Context: We have shown previously that trichloroacetic acid precipitation is an effective method of protein extraction from pancreatic fluid for downstream biomarker discovery, compared to other common extraction methods tested.
Objective: We aim to assess the utility of ultracentrifugation as an alternative method of protein extraction from pancreatic fluid.
Design: Proteins extracted from trichloroacetic acid- and ultracentrifugation-precipitated pancreatic fluid were identified using mass spectrometry techniques (in-gel tryptic digestion followed by liquid chromatography-tandem mass spectrometry; GeLC-MS/MS). Data were analyzed using Proteome Discoverer and Scaffold 3.
Setting: This is a proteomic analysis experiment of endoscopically collected fluid in an academic center.
Patients: The study population included adult patients referred to the Center for Pancreatic Disease at Brigham and Women's Hospital, Boston, MA, USA for the evaluation of abdominal pain and gastrointestinal symptoms.
Interventions: Secretin-stimulated pancreatic fluid was collected as standard of care for the evaluation of abdominal pain and gastrointestinal symptoms.
Main outcome measures: We compared proteins identified via standard trichloroacetic acid precipitation and this alternative ultracentrifugation strategy.
Results: A subset of pancreatic fluid proteins was identified via the ultracentrifugation method.
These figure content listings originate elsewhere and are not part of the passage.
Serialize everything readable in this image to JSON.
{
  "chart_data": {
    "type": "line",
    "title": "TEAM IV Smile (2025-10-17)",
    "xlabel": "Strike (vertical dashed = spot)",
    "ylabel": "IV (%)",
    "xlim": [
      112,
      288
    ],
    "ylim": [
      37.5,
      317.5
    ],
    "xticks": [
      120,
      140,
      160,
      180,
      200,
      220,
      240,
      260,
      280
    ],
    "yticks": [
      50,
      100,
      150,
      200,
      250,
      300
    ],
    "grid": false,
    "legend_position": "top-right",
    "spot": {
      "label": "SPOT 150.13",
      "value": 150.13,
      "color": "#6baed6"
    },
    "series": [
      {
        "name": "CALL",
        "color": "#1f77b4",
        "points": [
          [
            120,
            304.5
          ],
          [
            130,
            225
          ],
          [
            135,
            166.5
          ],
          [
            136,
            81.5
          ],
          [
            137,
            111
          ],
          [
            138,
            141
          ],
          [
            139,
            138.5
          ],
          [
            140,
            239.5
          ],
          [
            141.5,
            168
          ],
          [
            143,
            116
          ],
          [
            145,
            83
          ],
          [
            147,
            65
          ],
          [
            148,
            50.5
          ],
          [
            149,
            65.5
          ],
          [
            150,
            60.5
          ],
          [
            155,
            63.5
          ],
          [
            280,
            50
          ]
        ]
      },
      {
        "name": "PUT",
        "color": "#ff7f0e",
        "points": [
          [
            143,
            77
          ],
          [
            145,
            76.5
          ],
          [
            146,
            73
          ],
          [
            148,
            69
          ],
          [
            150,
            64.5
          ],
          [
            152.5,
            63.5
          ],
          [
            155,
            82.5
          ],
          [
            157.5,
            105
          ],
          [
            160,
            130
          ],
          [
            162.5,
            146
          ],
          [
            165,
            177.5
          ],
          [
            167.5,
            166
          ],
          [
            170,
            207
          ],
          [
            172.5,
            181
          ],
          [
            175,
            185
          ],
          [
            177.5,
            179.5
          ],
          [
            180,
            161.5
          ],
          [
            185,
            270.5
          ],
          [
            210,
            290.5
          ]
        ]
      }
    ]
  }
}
Of these proteins, similar numbers were obtained from fully tryptic or semi-tryptic database searching. Proteins identified in the ultracentrifugation-precipitated samples included previously identified biomarker candidates of chronic pancreatitis.
Conclusions: This alternative ultracentrifugation strategy requires less time and fewer handling procedures than standard trichloroacetic acid precipitation, at the expense of higher sample volume. As such, this method is well suited for targeted assays (i.e., dot blotting or targeted mass spectrometry) if the protein of interest is among those readily identified by ultracentrifugation-promoted precipitation.